Post by: Kim Stephens
Reaching the public with preparedness and mitigation information has always been difficult. The Federal Emergency Management Agency even tried to address this problem with a crowdsourced project: Sharing the Responsibility to Protect Communities Against the Impacts of Disasters. This government “challenge” offered no monetary incentive, but they received 188 submissions, nonetheless. (CDCs Flu App Challenge, in contrast, is offering $35,000 in prizes.)
THE CHALLENGE: To come up with ideas on how we can all help prepare our communities before disaster strikes and how the government can support community-based activities to help everyone be more prepared.

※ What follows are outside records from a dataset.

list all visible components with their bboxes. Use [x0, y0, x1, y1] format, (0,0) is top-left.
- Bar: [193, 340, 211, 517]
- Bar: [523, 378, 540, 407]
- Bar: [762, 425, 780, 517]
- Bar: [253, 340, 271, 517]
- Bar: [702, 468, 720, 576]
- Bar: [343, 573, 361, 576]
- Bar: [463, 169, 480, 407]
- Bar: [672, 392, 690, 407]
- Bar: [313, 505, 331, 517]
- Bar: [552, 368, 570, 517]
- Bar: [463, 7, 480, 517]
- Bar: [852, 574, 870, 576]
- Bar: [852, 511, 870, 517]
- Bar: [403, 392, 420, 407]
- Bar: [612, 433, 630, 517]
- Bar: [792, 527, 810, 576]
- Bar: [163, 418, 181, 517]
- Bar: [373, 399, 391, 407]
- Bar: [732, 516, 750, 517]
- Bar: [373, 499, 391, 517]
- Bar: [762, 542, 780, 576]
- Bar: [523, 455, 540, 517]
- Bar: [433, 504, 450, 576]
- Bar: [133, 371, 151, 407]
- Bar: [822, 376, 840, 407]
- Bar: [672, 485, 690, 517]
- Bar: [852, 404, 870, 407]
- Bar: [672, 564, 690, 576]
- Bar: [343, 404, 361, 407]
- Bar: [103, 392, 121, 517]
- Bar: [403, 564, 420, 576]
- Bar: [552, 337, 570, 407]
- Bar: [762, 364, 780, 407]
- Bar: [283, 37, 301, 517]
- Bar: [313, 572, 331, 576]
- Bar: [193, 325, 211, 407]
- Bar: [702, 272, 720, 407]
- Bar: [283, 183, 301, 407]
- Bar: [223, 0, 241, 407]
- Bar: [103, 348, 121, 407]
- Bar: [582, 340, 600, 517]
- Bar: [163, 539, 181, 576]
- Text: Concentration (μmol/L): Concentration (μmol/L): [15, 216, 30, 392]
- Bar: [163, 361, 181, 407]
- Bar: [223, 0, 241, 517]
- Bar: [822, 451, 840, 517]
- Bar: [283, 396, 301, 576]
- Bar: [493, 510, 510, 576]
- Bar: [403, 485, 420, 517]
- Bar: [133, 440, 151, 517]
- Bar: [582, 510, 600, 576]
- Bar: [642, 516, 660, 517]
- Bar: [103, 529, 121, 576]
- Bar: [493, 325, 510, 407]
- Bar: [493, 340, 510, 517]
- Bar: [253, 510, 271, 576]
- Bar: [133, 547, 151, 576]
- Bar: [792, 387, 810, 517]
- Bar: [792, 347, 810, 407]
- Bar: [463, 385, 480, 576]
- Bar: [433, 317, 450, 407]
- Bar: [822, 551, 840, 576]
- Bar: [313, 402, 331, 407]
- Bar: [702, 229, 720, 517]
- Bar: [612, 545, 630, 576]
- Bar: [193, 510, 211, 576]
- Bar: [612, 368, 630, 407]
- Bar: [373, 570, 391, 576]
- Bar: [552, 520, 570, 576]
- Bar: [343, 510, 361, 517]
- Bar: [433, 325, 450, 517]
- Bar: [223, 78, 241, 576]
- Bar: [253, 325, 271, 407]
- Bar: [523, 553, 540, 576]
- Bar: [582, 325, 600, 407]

Looking through the submissions, there is everything from “Air Port Kitchens for cooking,” to “Disaster Preparedenss Tax Credit,” to a “Just-in Time Disaster Registry”. Full disclosure, I also submitted an idea that utilizes social media called “Peer-to-Peer Preparedness.”A lot of these proposals have tremendous merit, but I doubt any one item will be the magic bullet.
Social media is already serving as a platform for emergency management programs to communicate preparedness and mitigation information, but to be honest, it is difficult to get people to pay attention to your sites when there is not a crisis. How can “be ready” possibly compete with a stalking cat–which has gotten over 21,000,000 million views! http://www.youtube.com/watch?v=fzzjgBAaWZw&feature=related
One recommendation I would have to gain more viewers is simple: be funny. Of course, what is humorous and what is not is up for debate and even research; see this article: An examination of Cognitive Factors Related to Humorousness in Television Advertising. However, watching this video of a TV-fisherman-personality, I realized that people of all ages (from my 80 year-old dad to my 14 year-old daughter) find this funny. If the message was “don’t be this guy, do XYZ instead,” it might be a way to reach people.
I’m under no illusion that this would immediately solve our lack of interest in disaster preparedness in the U.S., but a funny personality to carry the message might be a good start to at least promote awareness. Find the funniest person in your office and think about how to gain viewers through the power of laughter.